Your stomach is naturally very acidic (pH 1.5 to 3.5), and it buffers most of what you consume. Drinking moderately alkaline water in normal quantities is unlikely to significantly shift your body’s overall pH, because your lungs and kidneys tightly regulate blood pH regardless of what you drink. This also means the dramatic health claims sometimes made about alkaline water “alkalizing your body” are overstated. Your body alkalizes itself.
Risks for People With Kidney Disease
This is where caution becomes especially important for diabetics. Diabetes is one of the leading causes of chronic kidney disease, and many people with long-standing diabetes have some degree of reduced kidney function, sometimes without knowing it. The American Kidney Fund notes there are no scientific studies confirming that alkaline water is either beneficial or harmful for people with kidney disease, but Healthline and other health sources recommend that anyone with impaired kidney function avoid ionized alkaline water without medical supervision.
Healthy kidneys handle the mineral load and pH shifts from alkaline water without difficulty. Damaged kidneys may not. If your kidney filtration rate is reduced, the extra calcium, magnesium, or potassium sometimes present in alkaline water could accumulate rather than being excreted normally. If you don’t know your current kidney function, a simple blood test for creatinine and estimated filtration rate can clarify where you stand.
Potential Effects on Medication Absorption
Many people with type 2 diabetes take oral medications that are designed to dissolve and absorb in the acidic environment of the stomach. Drinking high-pH water around the time you take medication could theoretically dilute stomach acid enough to alter how quickly or completely a pill dissolves. No study has directly tested this with common diabetes medications, but the concern is biologically plausible, particularly with water above pH 9.0 consumed in large volumes alongside pills.

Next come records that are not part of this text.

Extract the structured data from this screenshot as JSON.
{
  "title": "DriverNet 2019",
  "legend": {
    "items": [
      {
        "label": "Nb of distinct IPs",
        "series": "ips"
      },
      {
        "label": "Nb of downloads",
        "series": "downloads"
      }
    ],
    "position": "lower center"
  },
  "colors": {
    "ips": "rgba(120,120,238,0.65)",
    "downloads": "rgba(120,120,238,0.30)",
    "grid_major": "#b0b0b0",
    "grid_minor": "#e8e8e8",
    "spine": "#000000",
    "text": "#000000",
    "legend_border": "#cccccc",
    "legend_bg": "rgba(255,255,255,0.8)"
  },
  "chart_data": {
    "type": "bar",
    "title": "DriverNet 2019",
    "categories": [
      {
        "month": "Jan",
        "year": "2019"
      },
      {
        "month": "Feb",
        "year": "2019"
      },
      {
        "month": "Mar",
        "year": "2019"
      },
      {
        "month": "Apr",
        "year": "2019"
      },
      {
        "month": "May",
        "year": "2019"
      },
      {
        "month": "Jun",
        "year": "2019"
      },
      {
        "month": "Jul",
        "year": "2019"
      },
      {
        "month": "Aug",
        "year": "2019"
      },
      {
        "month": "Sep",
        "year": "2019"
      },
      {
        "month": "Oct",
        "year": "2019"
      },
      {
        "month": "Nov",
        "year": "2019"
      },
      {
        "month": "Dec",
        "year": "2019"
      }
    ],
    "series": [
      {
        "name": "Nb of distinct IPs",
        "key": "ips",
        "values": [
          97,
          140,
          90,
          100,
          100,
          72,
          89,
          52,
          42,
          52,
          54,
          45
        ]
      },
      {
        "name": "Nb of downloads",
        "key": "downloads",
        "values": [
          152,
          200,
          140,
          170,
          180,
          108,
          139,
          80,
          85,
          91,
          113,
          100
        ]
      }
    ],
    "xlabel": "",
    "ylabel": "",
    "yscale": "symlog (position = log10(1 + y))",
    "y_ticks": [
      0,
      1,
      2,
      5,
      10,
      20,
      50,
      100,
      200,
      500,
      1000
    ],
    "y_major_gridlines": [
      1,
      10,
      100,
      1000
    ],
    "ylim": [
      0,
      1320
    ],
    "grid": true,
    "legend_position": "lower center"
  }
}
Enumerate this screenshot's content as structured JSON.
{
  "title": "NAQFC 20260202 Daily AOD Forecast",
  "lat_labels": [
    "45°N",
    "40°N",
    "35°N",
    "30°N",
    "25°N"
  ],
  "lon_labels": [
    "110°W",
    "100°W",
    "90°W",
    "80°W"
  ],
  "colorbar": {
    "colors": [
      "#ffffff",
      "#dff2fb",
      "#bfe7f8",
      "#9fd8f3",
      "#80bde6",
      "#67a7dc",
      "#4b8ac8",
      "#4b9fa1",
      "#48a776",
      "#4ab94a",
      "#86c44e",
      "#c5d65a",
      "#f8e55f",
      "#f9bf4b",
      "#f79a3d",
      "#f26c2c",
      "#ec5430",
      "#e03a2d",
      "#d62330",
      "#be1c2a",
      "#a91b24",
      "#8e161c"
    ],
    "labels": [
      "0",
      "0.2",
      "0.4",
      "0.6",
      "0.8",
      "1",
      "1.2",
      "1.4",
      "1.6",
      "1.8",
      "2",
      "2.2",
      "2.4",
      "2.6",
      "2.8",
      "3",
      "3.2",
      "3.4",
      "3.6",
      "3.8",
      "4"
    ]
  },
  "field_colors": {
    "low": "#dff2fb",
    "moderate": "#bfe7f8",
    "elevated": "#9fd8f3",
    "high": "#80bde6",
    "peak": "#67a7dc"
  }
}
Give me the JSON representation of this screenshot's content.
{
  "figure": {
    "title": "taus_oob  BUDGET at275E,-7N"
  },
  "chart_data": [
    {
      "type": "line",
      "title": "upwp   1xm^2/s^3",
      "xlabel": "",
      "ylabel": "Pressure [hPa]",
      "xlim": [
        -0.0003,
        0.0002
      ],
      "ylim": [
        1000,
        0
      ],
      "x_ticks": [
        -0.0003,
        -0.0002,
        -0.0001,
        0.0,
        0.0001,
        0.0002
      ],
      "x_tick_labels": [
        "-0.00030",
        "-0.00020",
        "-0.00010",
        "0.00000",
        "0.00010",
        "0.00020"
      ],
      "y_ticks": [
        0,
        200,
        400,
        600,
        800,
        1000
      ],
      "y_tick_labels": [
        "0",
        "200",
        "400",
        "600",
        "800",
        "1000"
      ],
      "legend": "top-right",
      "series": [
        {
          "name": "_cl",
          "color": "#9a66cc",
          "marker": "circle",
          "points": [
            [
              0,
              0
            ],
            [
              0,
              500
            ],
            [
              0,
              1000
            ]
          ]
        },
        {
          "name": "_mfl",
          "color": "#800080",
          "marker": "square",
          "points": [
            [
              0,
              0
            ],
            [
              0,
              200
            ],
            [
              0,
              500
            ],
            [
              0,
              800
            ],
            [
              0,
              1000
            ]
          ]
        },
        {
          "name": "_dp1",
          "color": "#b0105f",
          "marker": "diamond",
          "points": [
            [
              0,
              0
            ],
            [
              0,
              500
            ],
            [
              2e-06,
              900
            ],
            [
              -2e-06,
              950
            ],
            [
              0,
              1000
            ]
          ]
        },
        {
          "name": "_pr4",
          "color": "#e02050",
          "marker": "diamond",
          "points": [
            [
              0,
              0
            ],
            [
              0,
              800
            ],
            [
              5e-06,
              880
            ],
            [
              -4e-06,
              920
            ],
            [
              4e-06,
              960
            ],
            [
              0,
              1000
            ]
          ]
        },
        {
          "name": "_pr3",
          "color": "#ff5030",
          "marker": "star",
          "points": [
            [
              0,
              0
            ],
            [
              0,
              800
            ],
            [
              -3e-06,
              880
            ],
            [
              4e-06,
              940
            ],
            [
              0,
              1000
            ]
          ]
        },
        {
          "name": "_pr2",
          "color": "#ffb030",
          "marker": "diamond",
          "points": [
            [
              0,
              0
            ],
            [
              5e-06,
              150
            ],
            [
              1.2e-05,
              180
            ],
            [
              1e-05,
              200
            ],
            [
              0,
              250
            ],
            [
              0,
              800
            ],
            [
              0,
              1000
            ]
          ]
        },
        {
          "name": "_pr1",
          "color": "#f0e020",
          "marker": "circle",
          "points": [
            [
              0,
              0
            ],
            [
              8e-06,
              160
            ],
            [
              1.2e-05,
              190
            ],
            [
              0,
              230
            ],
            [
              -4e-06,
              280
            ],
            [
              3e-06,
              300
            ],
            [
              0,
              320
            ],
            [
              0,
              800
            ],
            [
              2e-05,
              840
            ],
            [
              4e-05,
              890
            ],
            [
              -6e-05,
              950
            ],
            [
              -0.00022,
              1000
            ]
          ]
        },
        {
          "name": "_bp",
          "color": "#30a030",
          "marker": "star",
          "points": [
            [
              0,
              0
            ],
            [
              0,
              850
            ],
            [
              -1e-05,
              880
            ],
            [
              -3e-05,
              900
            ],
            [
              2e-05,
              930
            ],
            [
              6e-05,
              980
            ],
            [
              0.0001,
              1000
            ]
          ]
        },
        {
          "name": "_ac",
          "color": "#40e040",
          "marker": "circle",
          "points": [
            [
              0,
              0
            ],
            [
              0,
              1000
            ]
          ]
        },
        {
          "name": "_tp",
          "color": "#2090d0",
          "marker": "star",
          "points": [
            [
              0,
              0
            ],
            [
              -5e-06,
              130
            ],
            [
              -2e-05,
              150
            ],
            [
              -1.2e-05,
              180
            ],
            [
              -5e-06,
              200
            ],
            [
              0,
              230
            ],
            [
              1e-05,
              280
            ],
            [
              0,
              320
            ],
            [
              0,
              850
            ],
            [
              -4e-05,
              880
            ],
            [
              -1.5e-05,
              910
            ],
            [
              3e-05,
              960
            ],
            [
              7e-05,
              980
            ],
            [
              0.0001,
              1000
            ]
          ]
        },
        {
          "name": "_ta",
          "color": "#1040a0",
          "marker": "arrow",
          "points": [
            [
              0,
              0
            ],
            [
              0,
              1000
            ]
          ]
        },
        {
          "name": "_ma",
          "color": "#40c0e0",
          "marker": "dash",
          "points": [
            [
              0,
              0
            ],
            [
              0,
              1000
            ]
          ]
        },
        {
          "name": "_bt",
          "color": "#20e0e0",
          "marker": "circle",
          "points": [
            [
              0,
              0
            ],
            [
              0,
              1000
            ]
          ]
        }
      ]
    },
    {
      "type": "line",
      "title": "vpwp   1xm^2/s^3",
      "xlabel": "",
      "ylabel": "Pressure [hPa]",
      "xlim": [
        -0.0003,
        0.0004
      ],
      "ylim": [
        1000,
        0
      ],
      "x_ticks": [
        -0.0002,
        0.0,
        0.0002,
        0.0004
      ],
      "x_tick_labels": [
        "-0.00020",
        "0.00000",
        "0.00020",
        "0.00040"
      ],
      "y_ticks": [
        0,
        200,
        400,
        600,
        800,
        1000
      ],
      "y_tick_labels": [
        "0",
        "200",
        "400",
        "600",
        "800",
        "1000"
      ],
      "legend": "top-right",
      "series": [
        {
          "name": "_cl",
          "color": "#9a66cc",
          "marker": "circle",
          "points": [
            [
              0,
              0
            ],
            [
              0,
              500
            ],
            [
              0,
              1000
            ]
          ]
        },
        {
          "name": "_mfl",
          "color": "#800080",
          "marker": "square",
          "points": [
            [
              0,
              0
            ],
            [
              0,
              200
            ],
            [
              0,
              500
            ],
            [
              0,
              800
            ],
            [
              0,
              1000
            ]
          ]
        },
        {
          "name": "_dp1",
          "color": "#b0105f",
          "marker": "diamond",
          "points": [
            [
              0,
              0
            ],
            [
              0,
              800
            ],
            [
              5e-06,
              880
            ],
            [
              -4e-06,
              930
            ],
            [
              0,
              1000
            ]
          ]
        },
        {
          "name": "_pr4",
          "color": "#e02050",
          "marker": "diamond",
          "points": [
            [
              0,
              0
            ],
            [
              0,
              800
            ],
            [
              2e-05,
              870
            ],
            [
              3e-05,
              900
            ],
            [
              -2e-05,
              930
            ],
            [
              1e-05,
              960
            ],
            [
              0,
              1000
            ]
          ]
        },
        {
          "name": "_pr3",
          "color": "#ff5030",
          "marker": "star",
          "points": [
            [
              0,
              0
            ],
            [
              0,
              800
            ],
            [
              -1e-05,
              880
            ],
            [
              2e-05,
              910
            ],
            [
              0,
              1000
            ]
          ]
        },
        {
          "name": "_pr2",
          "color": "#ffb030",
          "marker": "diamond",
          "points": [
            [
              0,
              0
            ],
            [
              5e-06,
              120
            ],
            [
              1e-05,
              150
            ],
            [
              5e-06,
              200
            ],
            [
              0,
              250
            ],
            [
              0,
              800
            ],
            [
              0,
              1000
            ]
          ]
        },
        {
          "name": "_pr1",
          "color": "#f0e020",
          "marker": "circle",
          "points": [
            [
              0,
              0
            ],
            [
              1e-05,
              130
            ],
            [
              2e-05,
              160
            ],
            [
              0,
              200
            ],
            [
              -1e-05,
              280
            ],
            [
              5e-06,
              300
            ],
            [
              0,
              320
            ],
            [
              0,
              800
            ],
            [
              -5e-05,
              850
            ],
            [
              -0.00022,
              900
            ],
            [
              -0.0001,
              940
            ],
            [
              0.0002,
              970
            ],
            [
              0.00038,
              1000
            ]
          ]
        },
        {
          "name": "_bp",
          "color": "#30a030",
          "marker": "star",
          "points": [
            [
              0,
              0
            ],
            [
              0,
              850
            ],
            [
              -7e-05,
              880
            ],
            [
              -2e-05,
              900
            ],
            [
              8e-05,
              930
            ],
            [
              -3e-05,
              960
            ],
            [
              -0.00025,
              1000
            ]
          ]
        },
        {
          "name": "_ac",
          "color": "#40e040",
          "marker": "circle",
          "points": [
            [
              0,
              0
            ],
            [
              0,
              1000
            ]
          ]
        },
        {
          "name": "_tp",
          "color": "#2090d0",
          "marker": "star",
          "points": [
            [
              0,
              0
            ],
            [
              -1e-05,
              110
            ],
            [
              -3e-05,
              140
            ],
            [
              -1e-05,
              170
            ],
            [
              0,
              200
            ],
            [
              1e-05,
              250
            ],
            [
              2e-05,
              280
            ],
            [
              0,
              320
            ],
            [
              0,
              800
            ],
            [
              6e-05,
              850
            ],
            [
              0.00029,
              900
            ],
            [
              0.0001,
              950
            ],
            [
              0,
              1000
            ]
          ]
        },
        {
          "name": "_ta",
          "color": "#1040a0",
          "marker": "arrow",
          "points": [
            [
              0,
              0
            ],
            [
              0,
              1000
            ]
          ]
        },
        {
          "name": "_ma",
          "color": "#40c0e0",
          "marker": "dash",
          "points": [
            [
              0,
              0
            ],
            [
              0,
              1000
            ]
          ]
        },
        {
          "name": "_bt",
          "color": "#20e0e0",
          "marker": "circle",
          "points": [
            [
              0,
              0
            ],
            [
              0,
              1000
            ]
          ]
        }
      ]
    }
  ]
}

A practical approach is to take your medication with plain water and drink alkaline water at other times of day.
A Practical Approach
If you want to try alkaline water, a reasonable strategy is to start with one or two glasses per day alongside your normal water intake, rather than replacing all your water at once. Choose water with a pH between 8.0 and 9.5, and avoid anything labeled above 9.8. Pay attention to how your body responds, particularly any digestive changes, and continue monitoring your blood sugar as usual. Alkaline water is not a substitute for your diabetes management plan, and any effect it has on blood sugar is likely to be subtle at best.
The total amount of water you drink matters far more than its pH. Chronic mild dehydration can raise blood sugar on its own by concentrating glucose in a smaller volume of blood and triggering stress hormones that prompt the liver to release stored sugar. Drinking enough plain water, consistently, remains one of the simplest and most evidence-backed things you can do to support blood sugar stability.